In 2009, Petimani joined SPBD. This is her 1st loan with SPBD. SPBD's loans are Petimani's only access to capital because she was never able to qualify for a loan with traditional banks.
The following social metrics for Petimani E. are provided by SPBD*:
Overall Social Metric Score: 1.5 out of 3
Level of Education: 1.89 out of 3
Level of total Household Income: 1.66 out of 3
Quality of Household Assets: 2.1 out of 3
*SPBD measures the living conditions of each of its borrowers to track her loan progress. The overall social metric score, provided by SPBD, is based upon a number of factors, such as the condition of the house/household assets, health, education, income level, and family reputation. A higher number represents a higher score.
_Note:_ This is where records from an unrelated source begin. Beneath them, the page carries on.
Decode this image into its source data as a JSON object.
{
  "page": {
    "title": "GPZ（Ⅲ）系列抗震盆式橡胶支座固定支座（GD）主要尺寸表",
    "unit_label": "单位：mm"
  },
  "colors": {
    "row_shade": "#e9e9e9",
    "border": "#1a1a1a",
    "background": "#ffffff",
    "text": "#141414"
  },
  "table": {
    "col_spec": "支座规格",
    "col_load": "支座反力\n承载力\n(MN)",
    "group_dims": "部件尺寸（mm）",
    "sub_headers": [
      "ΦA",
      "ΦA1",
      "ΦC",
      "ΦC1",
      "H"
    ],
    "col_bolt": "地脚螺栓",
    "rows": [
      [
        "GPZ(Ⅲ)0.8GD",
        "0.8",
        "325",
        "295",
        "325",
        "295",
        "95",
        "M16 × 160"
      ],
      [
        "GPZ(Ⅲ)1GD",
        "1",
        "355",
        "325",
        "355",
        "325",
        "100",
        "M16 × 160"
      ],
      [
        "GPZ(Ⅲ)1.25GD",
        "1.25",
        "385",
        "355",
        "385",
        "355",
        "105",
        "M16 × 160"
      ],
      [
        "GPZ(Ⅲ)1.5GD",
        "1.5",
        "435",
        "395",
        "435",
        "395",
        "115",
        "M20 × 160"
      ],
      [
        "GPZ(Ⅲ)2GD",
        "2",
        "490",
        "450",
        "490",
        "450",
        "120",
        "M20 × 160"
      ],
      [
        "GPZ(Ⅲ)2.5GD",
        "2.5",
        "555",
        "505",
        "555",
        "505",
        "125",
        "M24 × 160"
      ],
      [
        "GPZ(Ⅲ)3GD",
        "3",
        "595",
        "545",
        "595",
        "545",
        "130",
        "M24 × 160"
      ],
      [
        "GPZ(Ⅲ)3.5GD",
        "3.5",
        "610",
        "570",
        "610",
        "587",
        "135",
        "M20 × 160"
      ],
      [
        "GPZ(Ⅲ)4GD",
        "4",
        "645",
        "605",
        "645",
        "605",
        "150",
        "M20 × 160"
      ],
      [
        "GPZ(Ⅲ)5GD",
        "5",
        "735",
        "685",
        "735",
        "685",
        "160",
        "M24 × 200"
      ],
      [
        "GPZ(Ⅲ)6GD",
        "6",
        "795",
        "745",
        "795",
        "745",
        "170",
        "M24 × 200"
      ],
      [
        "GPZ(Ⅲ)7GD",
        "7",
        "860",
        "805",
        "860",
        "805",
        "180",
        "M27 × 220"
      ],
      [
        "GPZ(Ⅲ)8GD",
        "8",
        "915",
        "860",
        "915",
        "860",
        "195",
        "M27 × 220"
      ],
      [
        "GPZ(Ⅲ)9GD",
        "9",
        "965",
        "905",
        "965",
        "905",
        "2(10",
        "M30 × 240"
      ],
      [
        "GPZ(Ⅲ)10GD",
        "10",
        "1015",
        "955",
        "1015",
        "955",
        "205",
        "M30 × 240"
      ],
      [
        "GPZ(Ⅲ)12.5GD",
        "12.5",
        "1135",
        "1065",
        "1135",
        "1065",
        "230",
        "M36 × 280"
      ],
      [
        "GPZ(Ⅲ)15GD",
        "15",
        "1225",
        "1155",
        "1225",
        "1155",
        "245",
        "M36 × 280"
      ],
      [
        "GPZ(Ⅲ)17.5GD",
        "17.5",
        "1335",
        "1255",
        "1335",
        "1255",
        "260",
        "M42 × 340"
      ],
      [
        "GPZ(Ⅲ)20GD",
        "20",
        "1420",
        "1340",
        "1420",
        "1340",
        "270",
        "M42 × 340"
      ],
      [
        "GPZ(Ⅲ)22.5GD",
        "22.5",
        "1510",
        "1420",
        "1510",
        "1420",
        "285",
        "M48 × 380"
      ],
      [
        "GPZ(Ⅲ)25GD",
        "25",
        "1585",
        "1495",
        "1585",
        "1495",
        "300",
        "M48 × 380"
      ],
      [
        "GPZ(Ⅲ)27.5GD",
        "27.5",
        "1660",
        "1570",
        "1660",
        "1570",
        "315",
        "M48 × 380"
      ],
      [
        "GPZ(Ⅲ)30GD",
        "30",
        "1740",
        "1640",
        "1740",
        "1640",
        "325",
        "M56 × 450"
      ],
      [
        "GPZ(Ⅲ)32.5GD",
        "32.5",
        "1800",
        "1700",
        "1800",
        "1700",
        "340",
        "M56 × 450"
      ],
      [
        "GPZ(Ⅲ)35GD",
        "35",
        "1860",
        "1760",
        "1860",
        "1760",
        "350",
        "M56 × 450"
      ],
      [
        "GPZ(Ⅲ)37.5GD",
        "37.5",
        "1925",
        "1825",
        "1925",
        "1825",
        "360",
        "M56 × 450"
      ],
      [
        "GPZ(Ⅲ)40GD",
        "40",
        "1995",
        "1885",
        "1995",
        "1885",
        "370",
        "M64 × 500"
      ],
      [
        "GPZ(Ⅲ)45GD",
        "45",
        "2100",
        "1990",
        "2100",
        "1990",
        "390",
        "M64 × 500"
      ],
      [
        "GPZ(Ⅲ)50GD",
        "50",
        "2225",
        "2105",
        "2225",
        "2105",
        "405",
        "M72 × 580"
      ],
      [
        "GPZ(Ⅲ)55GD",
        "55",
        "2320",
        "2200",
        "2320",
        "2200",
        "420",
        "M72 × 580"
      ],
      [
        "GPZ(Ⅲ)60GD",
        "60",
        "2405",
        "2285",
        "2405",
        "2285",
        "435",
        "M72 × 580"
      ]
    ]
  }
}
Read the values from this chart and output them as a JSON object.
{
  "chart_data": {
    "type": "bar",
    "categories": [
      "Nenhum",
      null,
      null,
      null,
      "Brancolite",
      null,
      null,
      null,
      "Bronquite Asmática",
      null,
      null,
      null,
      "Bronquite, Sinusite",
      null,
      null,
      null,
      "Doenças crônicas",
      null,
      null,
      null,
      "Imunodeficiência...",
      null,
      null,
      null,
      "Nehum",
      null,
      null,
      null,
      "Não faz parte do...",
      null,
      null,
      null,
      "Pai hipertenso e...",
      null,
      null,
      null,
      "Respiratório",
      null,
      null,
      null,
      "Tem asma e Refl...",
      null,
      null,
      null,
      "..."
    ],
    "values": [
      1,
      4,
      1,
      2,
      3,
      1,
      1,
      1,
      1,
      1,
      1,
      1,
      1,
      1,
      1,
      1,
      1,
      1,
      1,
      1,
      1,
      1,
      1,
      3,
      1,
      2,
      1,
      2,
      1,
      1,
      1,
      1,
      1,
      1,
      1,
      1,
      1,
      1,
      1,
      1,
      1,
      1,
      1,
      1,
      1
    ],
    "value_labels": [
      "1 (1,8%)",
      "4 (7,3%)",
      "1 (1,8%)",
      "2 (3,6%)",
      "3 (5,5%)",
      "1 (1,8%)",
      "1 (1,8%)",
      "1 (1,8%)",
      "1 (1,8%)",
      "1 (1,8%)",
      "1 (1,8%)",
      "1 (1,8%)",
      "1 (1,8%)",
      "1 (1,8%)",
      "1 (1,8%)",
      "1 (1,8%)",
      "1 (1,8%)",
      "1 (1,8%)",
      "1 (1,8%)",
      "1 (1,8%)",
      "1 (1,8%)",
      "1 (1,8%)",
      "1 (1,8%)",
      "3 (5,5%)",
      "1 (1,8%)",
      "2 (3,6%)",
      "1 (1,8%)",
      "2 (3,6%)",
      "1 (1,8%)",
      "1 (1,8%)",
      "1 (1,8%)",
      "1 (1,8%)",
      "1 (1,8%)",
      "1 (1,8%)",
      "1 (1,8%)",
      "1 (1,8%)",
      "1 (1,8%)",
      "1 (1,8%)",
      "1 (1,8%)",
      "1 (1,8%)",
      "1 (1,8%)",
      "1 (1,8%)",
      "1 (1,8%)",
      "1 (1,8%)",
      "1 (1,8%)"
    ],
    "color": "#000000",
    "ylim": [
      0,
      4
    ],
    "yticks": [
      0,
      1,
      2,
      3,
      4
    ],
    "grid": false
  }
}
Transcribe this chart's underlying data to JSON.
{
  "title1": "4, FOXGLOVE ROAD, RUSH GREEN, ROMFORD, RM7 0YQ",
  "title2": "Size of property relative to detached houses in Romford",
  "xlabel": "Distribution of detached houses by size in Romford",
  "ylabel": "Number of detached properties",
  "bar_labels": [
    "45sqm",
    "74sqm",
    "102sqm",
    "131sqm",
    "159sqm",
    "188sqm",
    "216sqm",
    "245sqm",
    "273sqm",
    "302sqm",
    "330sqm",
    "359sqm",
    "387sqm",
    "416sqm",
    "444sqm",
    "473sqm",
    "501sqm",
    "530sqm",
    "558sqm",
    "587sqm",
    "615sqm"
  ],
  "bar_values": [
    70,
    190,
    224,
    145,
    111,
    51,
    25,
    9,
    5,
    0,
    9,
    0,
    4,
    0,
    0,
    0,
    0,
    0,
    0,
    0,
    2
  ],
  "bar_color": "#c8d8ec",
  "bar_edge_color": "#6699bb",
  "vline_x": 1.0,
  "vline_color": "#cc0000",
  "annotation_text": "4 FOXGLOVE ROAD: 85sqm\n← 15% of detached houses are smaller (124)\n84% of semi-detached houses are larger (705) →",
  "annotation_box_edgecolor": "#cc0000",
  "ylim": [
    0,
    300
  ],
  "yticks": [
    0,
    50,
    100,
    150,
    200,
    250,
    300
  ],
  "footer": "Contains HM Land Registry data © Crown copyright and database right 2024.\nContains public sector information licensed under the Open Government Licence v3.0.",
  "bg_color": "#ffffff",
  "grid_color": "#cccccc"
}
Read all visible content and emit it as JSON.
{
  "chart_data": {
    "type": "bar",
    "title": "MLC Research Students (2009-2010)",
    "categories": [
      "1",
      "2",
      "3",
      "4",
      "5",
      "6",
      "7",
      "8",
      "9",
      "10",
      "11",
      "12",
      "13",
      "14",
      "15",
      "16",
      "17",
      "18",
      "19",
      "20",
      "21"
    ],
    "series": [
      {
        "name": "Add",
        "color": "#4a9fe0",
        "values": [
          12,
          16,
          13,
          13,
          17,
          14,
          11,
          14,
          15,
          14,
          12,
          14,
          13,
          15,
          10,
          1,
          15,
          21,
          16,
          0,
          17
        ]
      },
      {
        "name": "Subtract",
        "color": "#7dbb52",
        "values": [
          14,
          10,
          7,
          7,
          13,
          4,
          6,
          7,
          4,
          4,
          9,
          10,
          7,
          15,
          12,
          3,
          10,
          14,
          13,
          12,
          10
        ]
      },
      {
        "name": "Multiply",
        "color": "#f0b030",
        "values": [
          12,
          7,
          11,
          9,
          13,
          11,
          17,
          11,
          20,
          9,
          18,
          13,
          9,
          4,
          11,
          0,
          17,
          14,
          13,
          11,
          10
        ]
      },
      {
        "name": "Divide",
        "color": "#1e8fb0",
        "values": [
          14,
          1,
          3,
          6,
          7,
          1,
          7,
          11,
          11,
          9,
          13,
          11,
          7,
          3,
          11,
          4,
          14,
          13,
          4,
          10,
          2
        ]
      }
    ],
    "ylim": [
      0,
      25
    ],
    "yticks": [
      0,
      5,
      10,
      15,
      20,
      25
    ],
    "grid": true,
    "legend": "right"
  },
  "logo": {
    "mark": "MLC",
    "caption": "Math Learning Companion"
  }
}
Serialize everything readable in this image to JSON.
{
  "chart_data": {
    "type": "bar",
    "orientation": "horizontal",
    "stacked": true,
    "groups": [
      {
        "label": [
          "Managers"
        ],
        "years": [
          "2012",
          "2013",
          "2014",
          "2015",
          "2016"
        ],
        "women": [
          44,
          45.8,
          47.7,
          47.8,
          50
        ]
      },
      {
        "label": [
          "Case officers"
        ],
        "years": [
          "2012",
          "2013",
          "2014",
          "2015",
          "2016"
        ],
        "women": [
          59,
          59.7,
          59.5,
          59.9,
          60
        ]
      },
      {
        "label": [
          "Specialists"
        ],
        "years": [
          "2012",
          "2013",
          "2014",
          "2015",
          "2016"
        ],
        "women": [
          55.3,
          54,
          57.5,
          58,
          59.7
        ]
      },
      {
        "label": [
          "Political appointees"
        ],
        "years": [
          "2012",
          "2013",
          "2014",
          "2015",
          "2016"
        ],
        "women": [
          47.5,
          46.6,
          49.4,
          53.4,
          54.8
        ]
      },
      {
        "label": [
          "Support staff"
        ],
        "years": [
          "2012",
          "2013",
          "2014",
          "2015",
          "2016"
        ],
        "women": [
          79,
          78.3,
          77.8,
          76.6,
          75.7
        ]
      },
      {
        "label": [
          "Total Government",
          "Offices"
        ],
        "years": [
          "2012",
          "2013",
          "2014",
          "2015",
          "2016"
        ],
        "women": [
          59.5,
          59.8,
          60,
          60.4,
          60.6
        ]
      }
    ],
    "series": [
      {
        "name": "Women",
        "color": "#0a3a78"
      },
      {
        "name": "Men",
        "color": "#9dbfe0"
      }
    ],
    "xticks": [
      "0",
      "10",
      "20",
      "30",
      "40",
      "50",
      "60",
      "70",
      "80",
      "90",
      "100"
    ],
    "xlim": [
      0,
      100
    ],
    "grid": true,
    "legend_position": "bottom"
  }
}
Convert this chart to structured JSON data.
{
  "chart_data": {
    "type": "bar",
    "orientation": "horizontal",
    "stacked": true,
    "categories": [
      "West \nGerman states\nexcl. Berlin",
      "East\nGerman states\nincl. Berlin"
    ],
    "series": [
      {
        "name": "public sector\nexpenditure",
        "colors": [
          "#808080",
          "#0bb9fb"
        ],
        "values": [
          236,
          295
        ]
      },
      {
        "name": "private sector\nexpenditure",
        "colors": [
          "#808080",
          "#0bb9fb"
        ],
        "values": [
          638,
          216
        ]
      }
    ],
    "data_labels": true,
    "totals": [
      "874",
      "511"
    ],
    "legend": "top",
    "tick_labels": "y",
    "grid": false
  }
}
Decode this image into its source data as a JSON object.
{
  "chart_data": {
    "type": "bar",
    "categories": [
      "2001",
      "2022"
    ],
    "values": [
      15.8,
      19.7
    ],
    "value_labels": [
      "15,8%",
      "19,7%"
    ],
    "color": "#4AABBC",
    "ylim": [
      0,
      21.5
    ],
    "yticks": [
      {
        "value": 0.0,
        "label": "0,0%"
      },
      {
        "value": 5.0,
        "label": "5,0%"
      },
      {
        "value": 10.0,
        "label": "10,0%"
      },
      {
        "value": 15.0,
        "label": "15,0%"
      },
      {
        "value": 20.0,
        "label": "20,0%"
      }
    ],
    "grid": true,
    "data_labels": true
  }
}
For example, a ""3 out of 3"" on education would mean that the borrower has graduated from university; a ""2 out of 3"" = secondary/high-school, and a ""1 out of 3"" would mean that the borrower is uneducated.
In 2000, Greg Casagrande founded SPBD and since then, it has expanded from the main island of Upolu in Samoa to Savaii, as well as Tonga. SPBD's philosophy of lending is based upon the Grameen Bank lending method.
South Pacific Business Development (SPBD) improves conditions for families living in poverty by providing accessible credit, training, and guidance to help them start, grow and maintain micro-businesses, build assets, finance home improvements, and afford to educate their children. 99% of SPBD’s loans go to women, who can borrow in groups to guarantee one another rather than put up collateral.